One trick if you are trying to combine charts with different scales is to the resolve_scale() method, which will tell Altair that the color encodings are these two graphs are independent (you can read more about resolving scales here https://altair-viz.github.io/user_guide/scale_resolve.html).

Saving Altair Graphs

Now that we have our graphs the final step is to save them! Altair makes this relatively easy with both interactive saving options and the save() method.

click

If you haven’t noticed yet there’s a small circle with three dots when you hover over the chart. This is the interactive save option. If you click on it you will see the option to save the chart as a PNG or SVG.

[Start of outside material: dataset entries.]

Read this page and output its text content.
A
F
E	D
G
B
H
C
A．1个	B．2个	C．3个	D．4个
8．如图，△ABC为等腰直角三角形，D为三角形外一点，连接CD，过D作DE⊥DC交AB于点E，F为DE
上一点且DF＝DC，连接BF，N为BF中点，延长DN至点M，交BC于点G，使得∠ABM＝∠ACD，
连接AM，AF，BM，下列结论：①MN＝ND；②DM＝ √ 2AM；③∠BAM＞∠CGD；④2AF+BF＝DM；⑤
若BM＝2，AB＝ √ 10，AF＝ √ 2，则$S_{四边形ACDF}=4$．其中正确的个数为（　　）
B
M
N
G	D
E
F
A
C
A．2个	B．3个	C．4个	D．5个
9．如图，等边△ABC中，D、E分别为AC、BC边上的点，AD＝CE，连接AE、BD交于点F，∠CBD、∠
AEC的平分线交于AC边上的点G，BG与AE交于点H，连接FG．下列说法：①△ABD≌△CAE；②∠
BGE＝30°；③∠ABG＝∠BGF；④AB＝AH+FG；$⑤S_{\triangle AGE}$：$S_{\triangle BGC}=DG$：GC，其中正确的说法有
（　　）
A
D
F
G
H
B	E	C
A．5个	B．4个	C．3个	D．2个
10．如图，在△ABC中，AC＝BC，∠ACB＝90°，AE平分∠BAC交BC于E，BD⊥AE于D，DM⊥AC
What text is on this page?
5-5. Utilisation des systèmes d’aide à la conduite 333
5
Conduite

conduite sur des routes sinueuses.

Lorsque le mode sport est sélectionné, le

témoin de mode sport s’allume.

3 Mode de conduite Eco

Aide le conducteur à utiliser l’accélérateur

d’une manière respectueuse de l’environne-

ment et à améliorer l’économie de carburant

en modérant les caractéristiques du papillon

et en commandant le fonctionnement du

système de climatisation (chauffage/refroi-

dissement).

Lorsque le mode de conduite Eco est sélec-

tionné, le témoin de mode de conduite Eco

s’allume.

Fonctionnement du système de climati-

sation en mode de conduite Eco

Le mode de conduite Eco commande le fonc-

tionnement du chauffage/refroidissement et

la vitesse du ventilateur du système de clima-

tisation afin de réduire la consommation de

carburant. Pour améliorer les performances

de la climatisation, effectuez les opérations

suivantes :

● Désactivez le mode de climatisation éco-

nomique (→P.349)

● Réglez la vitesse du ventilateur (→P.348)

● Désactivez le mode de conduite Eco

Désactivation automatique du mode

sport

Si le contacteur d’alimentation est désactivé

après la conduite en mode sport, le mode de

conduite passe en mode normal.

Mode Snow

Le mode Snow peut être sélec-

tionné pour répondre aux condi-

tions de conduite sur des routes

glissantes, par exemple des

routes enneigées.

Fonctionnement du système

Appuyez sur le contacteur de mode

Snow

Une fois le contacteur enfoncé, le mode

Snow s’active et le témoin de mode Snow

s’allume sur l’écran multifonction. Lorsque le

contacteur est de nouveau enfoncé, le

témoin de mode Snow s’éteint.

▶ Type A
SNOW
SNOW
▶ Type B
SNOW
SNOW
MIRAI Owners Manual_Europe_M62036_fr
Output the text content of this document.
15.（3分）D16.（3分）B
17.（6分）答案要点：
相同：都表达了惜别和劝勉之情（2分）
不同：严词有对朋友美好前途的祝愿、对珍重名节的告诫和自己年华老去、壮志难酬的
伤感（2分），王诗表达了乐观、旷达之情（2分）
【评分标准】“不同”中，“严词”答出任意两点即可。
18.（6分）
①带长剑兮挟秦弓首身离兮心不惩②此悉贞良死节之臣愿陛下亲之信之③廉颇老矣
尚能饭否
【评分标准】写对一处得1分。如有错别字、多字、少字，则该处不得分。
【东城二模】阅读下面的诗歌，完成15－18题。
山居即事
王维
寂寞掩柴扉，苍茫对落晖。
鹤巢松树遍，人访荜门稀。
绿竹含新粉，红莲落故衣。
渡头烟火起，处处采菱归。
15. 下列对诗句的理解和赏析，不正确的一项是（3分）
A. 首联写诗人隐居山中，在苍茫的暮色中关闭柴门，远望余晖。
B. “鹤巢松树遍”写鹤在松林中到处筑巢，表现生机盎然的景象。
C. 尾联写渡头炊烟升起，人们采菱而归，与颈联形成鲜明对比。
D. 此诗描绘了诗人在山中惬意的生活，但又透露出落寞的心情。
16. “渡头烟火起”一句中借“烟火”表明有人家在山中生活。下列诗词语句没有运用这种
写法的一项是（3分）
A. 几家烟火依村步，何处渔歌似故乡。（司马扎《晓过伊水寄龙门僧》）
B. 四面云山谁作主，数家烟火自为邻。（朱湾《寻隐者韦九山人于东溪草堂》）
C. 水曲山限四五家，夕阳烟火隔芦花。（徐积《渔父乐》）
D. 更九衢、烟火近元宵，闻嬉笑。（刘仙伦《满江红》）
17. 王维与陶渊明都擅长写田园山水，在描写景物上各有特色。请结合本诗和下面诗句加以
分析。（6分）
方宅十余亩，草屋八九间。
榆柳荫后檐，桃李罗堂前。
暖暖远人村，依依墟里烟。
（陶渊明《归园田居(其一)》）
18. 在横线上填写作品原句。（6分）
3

While hopefully you have seen these file formats before, we can also see Source and Compiled Vega (which in this case are essentially the same), as well as Open in Vega Editor. Let’s click on that final option and see what happens 👀.

export

Woah! Where did we go??? To Javascript land!

I’ve hopefully mentioned this already, but in case I haven’t, Altair is actually a wrapper around a Javascript library, Vega-Lite, which itself is a wrapper around another library called Vega. If you’ve heard of D3.js, then Vega is an alternative library for making a visualization grammar. If you’re curious about Vega, you can look at their simple bar chart tutorial to compare to the bar chart we created https://vega.github.io/vega/tutorials/bar-chart/.

The biggest benefit of Altair being a wrapper is that you can download the compiled vega and drop it into any html file to publish your graph to the web (more info on that is available here https://vega.github.io/vega-lite/tutorials/getting_started.html#embed). This is super exciting because Javascript visualization libraries like D3 have a very steep learning curve, and other visualization libraries like ggplot2 only work in R.

In the interactive save, you have the option to download the compiled json from your chart by clicking the Open in Vega Editor. This will open a new window with the full Vega schema. You can select the export option, which will allow you to download the JSON (you can select either compiled or vega-lite).

You can also directly save your charts using the save() method. For general guidelines on saving Altair charts, check out the documentation here https://altair-viz.github.io/user_guide/saving_charts.html. I have had mixed results using the save method because it requires some complex dependencies to be installed. You can also use the downloaded json option to embed these charts in your webpage, which I have instructions on how to do here https://zoeleblanc.com/blog/publish-altair/.